WASHINGTON (Reuters) – A relatively complete skeleton of a long-necked, long-tailed herbivore dug out of a rocky cliff above a Tanzanian river provides insight into the early development of a group of dinosaurs that later became the largest group on earth. Land animals ever.
The Cretaceous dinosaur Mnyamawamtuka in its vicinity is shown in this image, which was published on February 13, 2019 in Athens, Ohio. Mark Witton / Handout on REUTERS
Scientists announced on Wednesday the discovery of dinosaur fossils called Mnyamawamtuka moyowamkia, which had a length of about 8 meters (8 feet), had a weight of about one ton, lived 110 to 100 million years ago and an early and comparatively small member of the group called titanosaurs.
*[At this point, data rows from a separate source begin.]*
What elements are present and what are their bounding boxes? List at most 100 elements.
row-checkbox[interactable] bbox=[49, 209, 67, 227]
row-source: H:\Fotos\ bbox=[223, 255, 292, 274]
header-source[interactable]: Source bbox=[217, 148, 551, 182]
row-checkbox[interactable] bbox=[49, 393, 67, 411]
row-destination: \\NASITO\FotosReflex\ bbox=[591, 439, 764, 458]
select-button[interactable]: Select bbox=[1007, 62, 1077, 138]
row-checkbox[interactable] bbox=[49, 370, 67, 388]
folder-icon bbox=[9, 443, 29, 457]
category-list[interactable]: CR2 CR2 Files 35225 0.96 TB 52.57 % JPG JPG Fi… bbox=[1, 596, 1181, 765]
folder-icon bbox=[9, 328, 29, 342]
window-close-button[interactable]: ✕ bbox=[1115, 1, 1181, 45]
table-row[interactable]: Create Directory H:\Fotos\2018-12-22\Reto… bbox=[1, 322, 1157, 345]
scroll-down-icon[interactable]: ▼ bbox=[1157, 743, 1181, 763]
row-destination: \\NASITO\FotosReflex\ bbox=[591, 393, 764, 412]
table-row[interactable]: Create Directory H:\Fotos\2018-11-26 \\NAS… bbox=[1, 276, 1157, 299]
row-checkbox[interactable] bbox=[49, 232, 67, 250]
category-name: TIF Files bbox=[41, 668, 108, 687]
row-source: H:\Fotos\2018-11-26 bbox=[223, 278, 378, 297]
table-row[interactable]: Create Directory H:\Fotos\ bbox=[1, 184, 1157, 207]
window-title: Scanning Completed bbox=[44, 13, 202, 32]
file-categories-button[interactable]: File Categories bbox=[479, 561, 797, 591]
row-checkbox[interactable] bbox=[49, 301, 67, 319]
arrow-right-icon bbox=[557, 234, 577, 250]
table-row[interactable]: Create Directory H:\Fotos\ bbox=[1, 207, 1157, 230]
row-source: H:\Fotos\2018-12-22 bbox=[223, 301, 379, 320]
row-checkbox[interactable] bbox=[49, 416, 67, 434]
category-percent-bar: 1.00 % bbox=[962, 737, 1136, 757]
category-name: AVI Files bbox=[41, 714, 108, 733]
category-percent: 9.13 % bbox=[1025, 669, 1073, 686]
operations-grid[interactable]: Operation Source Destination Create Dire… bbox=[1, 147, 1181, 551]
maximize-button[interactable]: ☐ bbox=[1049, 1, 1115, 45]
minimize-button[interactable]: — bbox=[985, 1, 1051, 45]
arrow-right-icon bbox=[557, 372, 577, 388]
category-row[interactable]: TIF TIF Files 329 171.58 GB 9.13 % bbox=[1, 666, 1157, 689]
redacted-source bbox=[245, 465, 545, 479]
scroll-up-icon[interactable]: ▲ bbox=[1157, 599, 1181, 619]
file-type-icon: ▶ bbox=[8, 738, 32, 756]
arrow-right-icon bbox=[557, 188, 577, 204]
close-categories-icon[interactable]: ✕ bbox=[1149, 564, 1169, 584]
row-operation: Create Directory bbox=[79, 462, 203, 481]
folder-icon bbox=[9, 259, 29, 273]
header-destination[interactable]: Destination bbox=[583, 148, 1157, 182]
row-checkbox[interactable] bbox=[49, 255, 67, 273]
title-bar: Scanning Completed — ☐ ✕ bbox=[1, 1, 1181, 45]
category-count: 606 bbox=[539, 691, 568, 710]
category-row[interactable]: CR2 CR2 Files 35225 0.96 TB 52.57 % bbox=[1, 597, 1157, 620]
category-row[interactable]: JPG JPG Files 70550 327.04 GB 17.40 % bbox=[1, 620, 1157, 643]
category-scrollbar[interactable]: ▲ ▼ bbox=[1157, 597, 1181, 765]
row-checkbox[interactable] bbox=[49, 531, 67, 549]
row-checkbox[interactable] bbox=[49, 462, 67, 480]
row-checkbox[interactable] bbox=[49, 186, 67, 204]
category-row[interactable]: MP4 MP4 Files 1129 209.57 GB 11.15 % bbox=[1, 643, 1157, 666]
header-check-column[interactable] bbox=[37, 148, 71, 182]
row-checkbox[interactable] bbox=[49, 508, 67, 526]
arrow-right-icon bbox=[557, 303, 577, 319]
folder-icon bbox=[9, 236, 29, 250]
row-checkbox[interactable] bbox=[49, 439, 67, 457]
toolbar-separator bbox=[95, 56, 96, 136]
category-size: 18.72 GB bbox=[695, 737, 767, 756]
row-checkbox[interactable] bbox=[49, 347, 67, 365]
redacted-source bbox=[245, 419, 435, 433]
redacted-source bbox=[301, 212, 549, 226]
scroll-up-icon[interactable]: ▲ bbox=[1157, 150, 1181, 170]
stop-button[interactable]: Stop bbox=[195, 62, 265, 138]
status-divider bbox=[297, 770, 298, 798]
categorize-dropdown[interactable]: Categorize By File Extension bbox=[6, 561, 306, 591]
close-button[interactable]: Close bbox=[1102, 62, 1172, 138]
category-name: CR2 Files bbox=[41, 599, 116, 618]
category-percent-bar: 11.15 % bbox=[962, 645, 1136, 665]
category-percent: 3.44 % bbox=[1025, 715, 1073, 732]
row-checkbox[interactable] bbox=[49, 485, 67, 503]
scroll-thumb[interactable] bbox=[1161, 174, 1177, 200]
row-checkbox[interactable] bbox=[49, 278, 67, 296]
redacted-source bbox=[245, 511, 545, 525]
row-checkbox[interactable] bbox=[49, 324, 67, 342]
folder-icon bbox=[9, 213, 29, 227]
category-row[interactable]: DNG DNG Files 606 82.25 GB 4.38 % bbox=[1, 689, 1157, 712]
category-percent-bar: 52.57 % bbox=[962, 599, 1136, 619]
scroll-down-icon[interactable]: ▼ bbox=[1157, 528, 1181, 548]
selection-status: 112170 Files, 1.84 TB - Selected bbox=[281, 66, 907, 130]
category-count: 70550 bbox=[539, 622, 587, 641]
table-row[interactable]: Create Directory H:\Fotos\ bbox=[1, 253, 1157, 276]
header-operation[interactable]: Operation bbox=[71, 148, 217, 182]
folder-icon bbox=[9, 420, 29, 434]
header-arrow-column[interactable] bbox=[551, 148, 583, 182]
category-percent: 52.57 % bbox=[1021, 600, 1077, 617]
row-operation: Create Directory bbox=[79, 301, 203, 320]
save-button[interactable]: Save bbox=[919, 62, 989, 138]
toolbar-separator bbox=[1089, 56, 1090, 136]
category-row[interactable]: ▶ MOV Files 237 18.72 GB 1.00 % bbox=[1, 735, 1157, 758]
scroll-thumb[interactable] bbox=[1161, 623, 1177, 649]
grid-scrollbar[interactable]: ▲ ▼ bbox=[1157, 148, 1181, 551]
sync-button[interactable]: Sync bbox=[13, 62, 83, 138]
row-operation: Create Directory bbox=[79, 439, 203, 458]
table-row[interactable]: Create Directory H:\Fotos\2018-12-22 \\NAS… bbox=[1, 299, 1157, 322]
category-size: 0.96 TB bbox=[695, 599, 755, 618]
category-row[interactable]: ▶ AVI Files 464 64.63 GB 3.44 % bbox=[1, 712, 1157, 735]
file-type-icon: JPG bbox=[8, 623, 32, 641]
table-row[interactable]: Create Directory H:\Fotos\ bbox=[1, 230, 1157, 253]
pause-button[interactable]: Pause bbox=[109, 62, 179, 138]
Titanosaurs, which ran on four columnar legs, appeared for the first time in the Cretaceous, perhaps 125 million years ago. At the time when an asteroid impact caused mass extinction that had doomed dinosaurs to failure 66 million years ago, titanosaurs had reached astonishing proportions. For example, the Patagotitan in Argentina was about 37 meters long and weighed 70 tons.
"Mnyamawamtuka is important because it is a relatively complete animal from the early part of titanosaur diversification. Therefore, it provides a critical view of the group before diversification takes place around the world, "said Ohio University Professor of Anatomy, Patrick O & Connor.
Mnyamawamtuka means "animal of Mtuka" because it was dug up near the riverbed of Mtuka in southwestern Tanzania.
"This excavation was rather complicated when it was discovered that the fossils were being eroded about 6 meters above the dry river bed by a vertical cliff surface," said O'Neo Connor.
"At first we worked only to stabilize the falling rocks and fossils, later climbing ropes and experienced excavator teams were used. It's a fantastic backdrop with monkeys, a variety of hornbills and other birds, any kind of insect under the sun, complete with a very cool dinosaur skeleton, "added O & Connor.
Some of the approximately 60 identified titanosaur species are known only from waste. Scientists have 45 percent of the Mnyamawamtuka skeleton – pretty good, as dinosaur fossils are used – including numerous vertebrae, bones of the fore and hind leg musculature, ribs and teeth, but not the skull.
A characteristic feature was the light heart shape of Mnyamawamtuka's caudal vertebra, which "perhaps played a role in stiffening the tail from side to side," said O'Neo Connor.
"It had not fully grown, which is evidenced by unfused parts of the skeleton. Therefore, we are currently not sure how big the adult size should be, "said O'Neo Connor.
Mnyamawamtuka lived in a warm, semi-arid environment in today's southern central Africa.
The research supported by the US National Science Foundation was published in the journal PLOS ONE.